You cannot expect this statement to pass while being involved in IT and marketing. An unsupported product can barely be called "more than enough" when a third party change will soon invalidate everything built with it, either way.
Imagine how upset youd be if you spent £10K on a car then after a few years the manufacturers said they gonan stop supporting it, no longer can you buy new parts for it and anything goes wrong with it they wont help at all.
Then new road laws come in saying every car needs to have a light under the car, but you now cant buy one for that car, only option is to scrap the £10k car and buy another..
You just described "warranty" and "obsolescence". Those are existing real-world concepts.
You're also comparing
a
£10000 value car, the
government creating and legislating laws in "a few years" without giving manufacturers and consumers alike a reasonable time frame to adapt (if there was a reasonable time frame, you wouldn't buy a car that won't be usable in a few years, and even if you do, it would likely break down in that time anyway), which would render the value of the car null as it would be entirely illegal to drive,
to
a software license that had at most a retail value of
$799, had an active development life span of around six years from start to finish and still works for all of its intended purposes outside of those cases where a
third party company has dropped support for it.
To put this into perspective...
Microsoft, a multi-
billion dollar company, stopped supplying updates for its older operating systems a decade or two after their initial release and newly released software is no longer compatible with them (with or without correlation to the stopped supply of updates).
Mobile device manufacturers stop updating their device's operating systems a few years after release, add new features to newer versions which are then used by app developers, making those apps incompatible with the older devices that are stuck on older operating systems.
Even the entirely software-less DVI display adapter cable I bought six years ago won't fit into the monitor I purchased a week ago and I had to buy a DisplayPort one instead.
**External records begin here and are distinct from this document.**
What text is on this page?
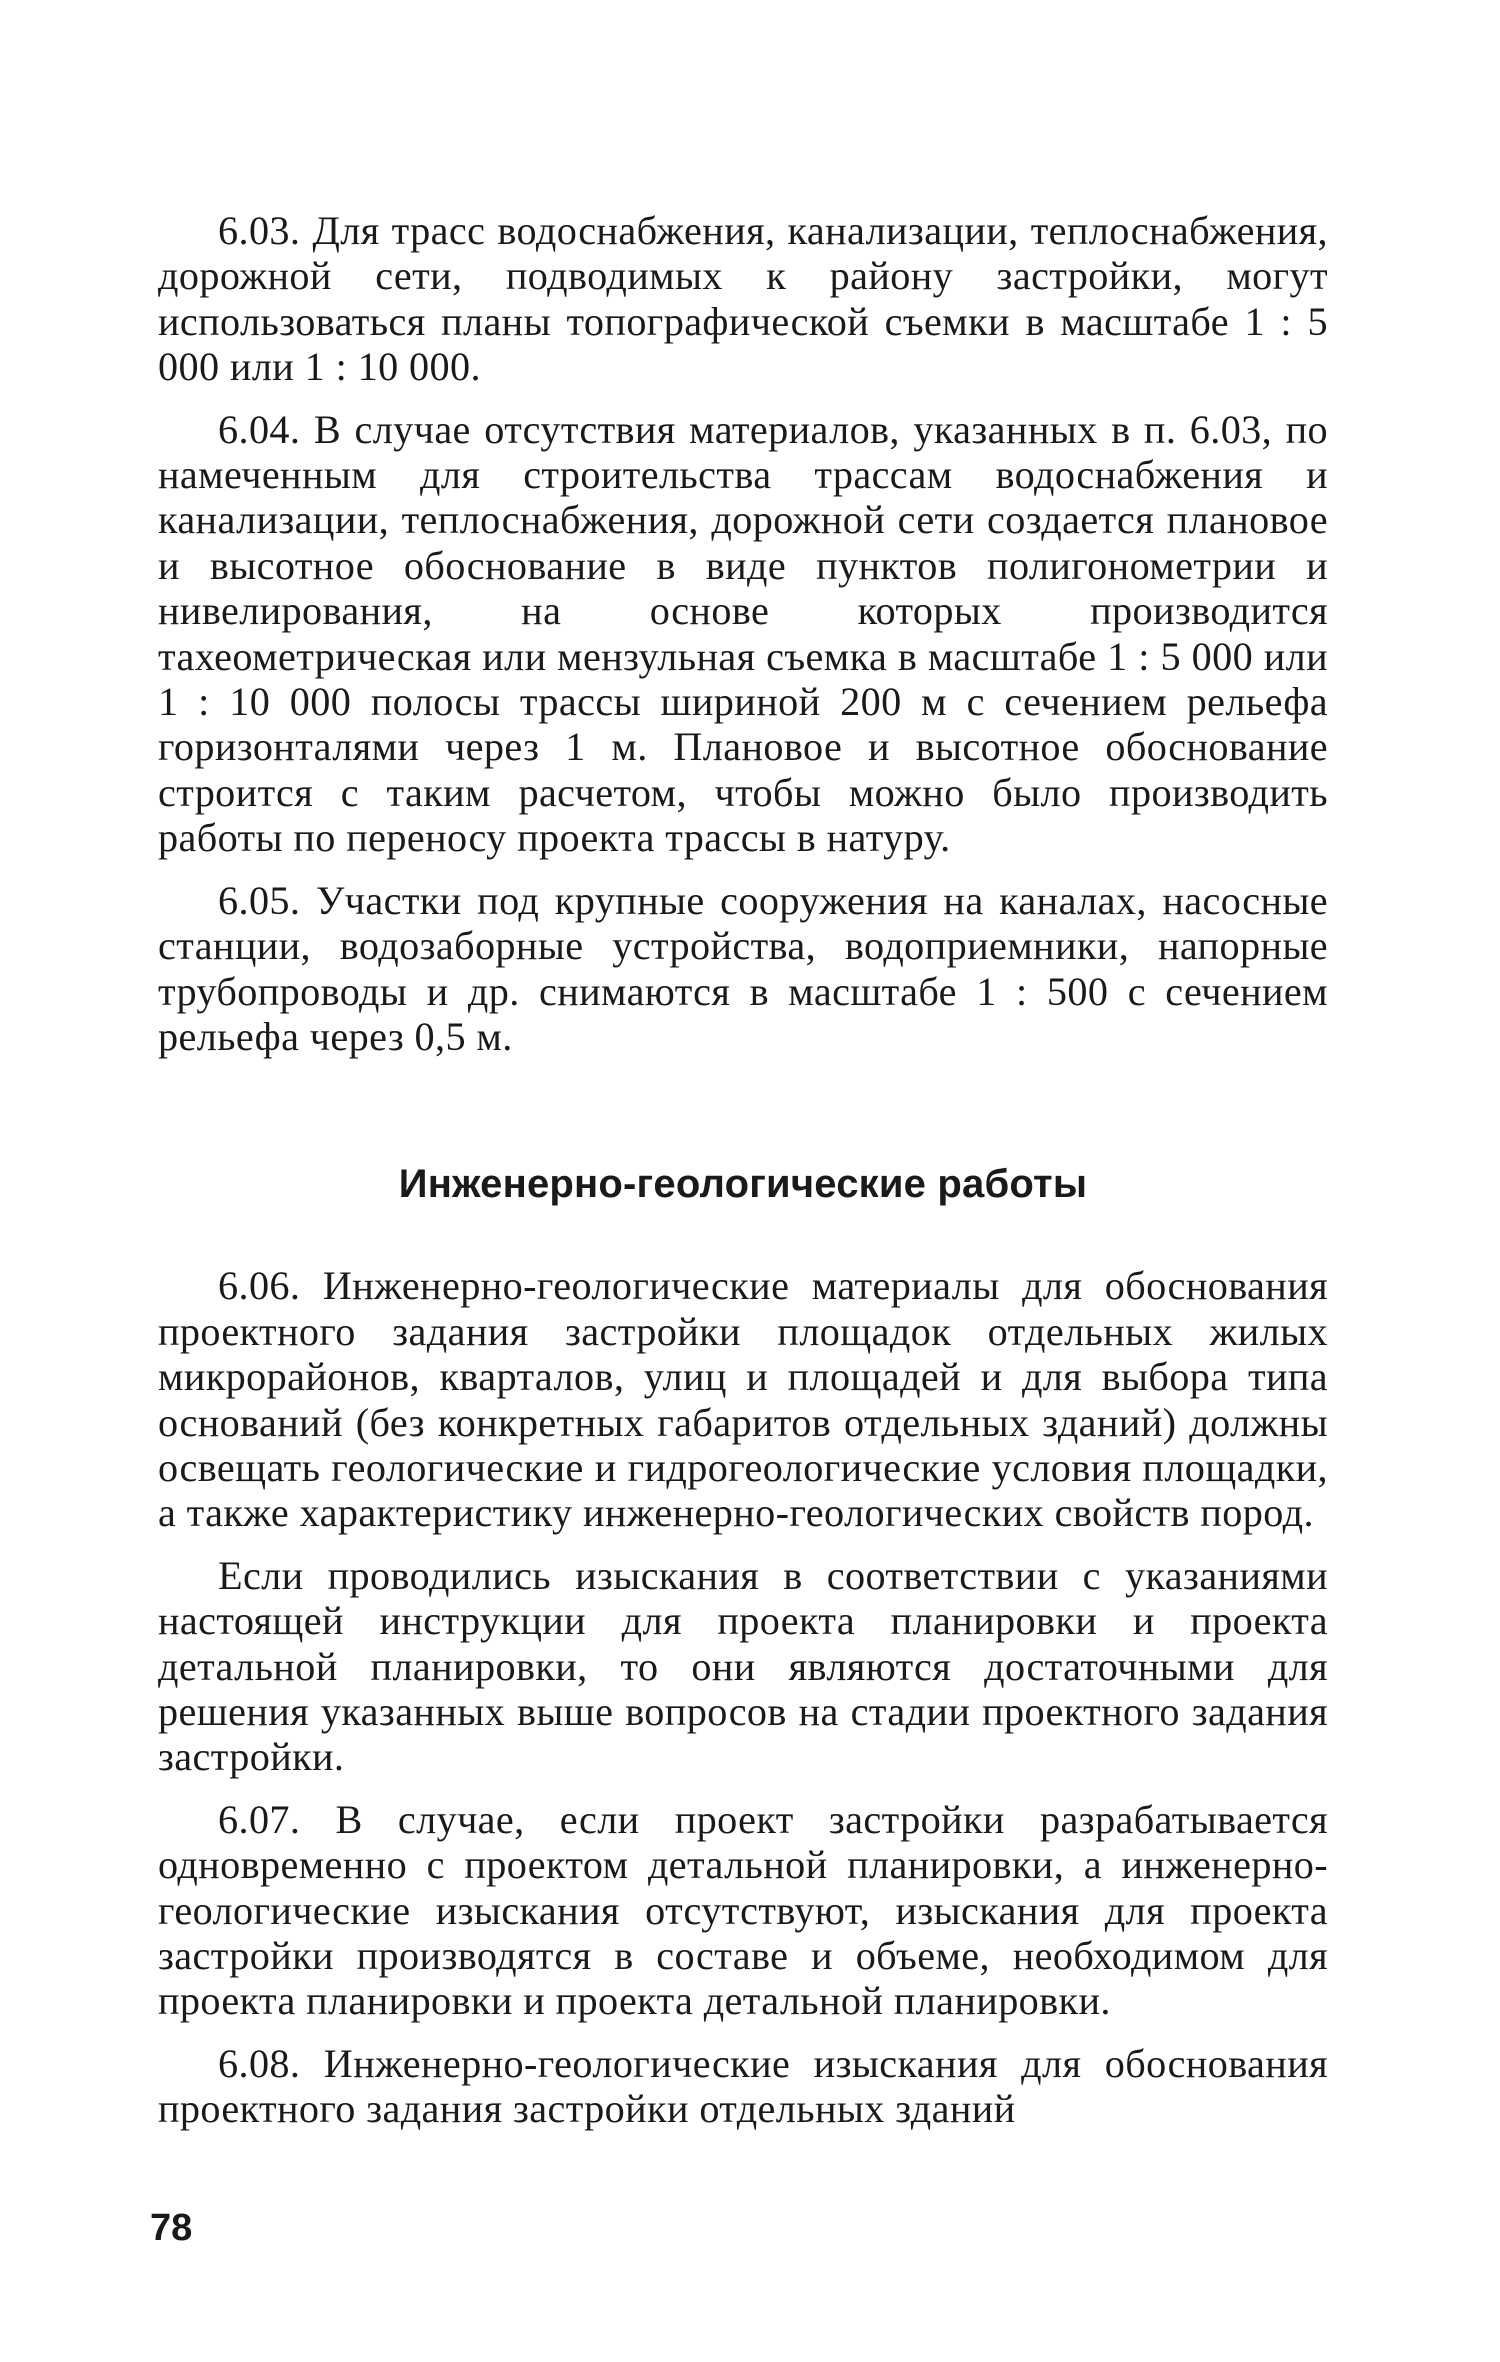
6.03. Для трасс водоснабжения, канализации, теплоснабжения, дорожной сети, подводимых к району застройки, могут использоваться планы топографической съемки в масштабе 1 : 5 000 или 1 : 10 000.

6.04. В случае отсутствия материалов, указанных в п. 6.03, по намеченным для строительства трассам водоснабжения и канализации, теплоснабжения, дорожной сети создается плановое и высотное обоснование в виде пунктов полигонометрии и нивелирования, на основе которых производится тахеометрическая или мензульная съемка в масштабе 1 : 5 000 или 1 : 10 000 полосы трассы шириной 200 м с сечением рельефа горизонталями через 1 м. Плановое и высотное обоснование строится с таким расчетом, чтобы можно было производить работы по переносу проекта трассы в натуру.

6.05. Участки под крупные сооружения на каналах, насосные станции, водозаборные устройства, водоприемники, напорные трубопроводы и др. снимаются в масштабе 1 : 500 с сечением рельефа через 0,5 м.

Инженерно-геологические работы

6.06. Инженерно-геологические материалы для обоснования проектного задания застройки площадок отдельных жилых микрорайонов, кварталов, улиц и площадей и для выбора типа оснований (без конкретных габаритов отдельных зданий) должны освещать геологические и гидрогеологические условия площадки, а также характеристику инженерно-геологических свойств пород.

Если проводились изыскания в соответствии с указаниями настоящей инструкции для проекта планировки и проекта детальной планировки, то они являются достаточными для решения указанных выше вопросов на стадии проектного задания застройки.

6.07. В случае, если проект застройки разрабатывается одновременно с проектом детальной планировки, а инженерно-геологические изыскания отсутствуют, изыскания для проекта застройки производятся в составе и объеме, необходимом для проекта планировки и проекта детальной планировки.

6.08. Инженерно-геологические изыскания для обоснования проектного задания застройки отдельных зданий

78
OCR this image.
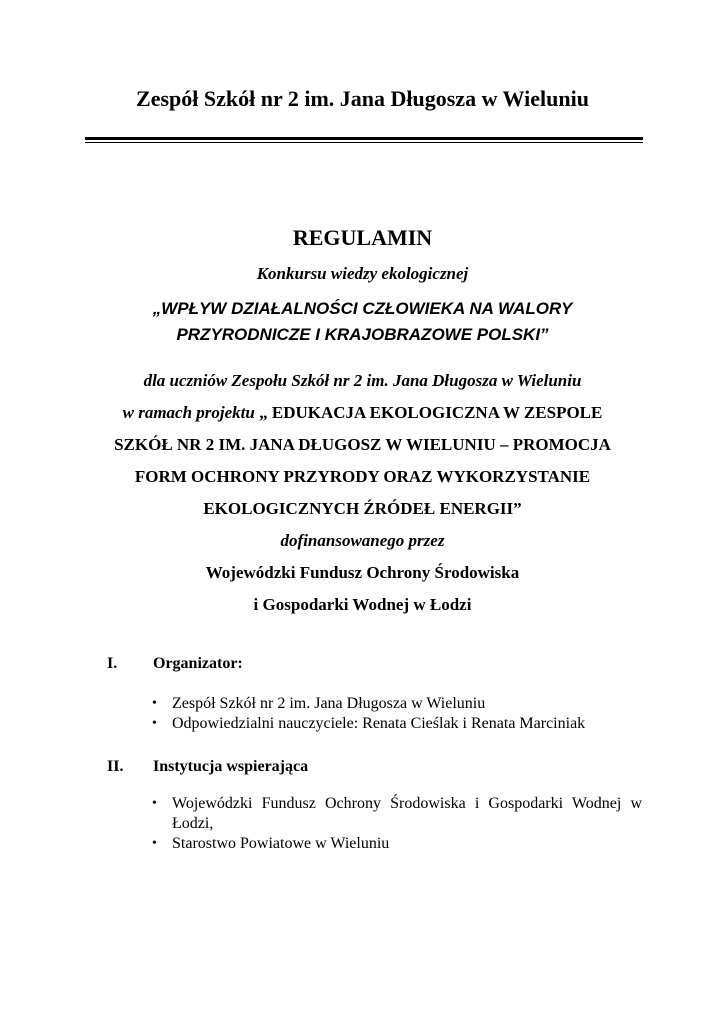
Zespół Szkół nr 2 im. Jana Długosza w Wieluniu
REGULAMIN
Konkursu wiedzy ekologicznej
„WPŁYW DZIAŁALNOŚCI CZŁOWIEKA NA WALORY
PRZYRODNICZE I KRAJOBRAZOWE POLSKI”
dla uczniów Zespołu Szkół nr 2 im. Jana Długosza w Wieluniu
w ramach projektu „ EDUKACJA EKOLOGICZNA W ZESPOLE
SZKÓŁ NR 2 IM. JANA DŁUGOSZ W WIELUNIU – PROMOCJA
FORM OCHRONY PRZYRODY ORAZ WYKORZYSTANIE
EKOLOGICZNYCH ŹRÓDEŁ ENERGII”
dofinansowanego przez
Wojewódzki Fundusz Ochrony Środowiska
i Gospodarki Wodnej w Łodzi
I. Organizator:
• Zespół Szkół nr 2 im. Jana Długosza w Wieluniu
• Odpowiedzialni nauczyciele: Renata Cieślak i Renata Marciniak
II. Instytucja wspierająca
• Wojewódzki Fundusz Ochrony Środowiska i Gospodarki Wodnej w Łodzi,
• Starostwo Powiatowe w Wieluniu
Now imagine if governments were drafting up new road laws, legislating them after a decade or so, then fine people who are still driving cars that don't comply with today's ecology standards and even prohibit them from entering specific metropolitan areas... no, even prohibit them from driving their car
home if it happens to be a low emission zone and their perfectly functional car is not suitable for it.
... that's
exactly what is happening
right now.
Nobody's gonna bother to replace that old car's engine. It would make no sense from a business standpoint. Continuing to support and maintain old products indefinitely is a one-way road to bankruptcy as it incurs costs and barely, if at all, generates revenue.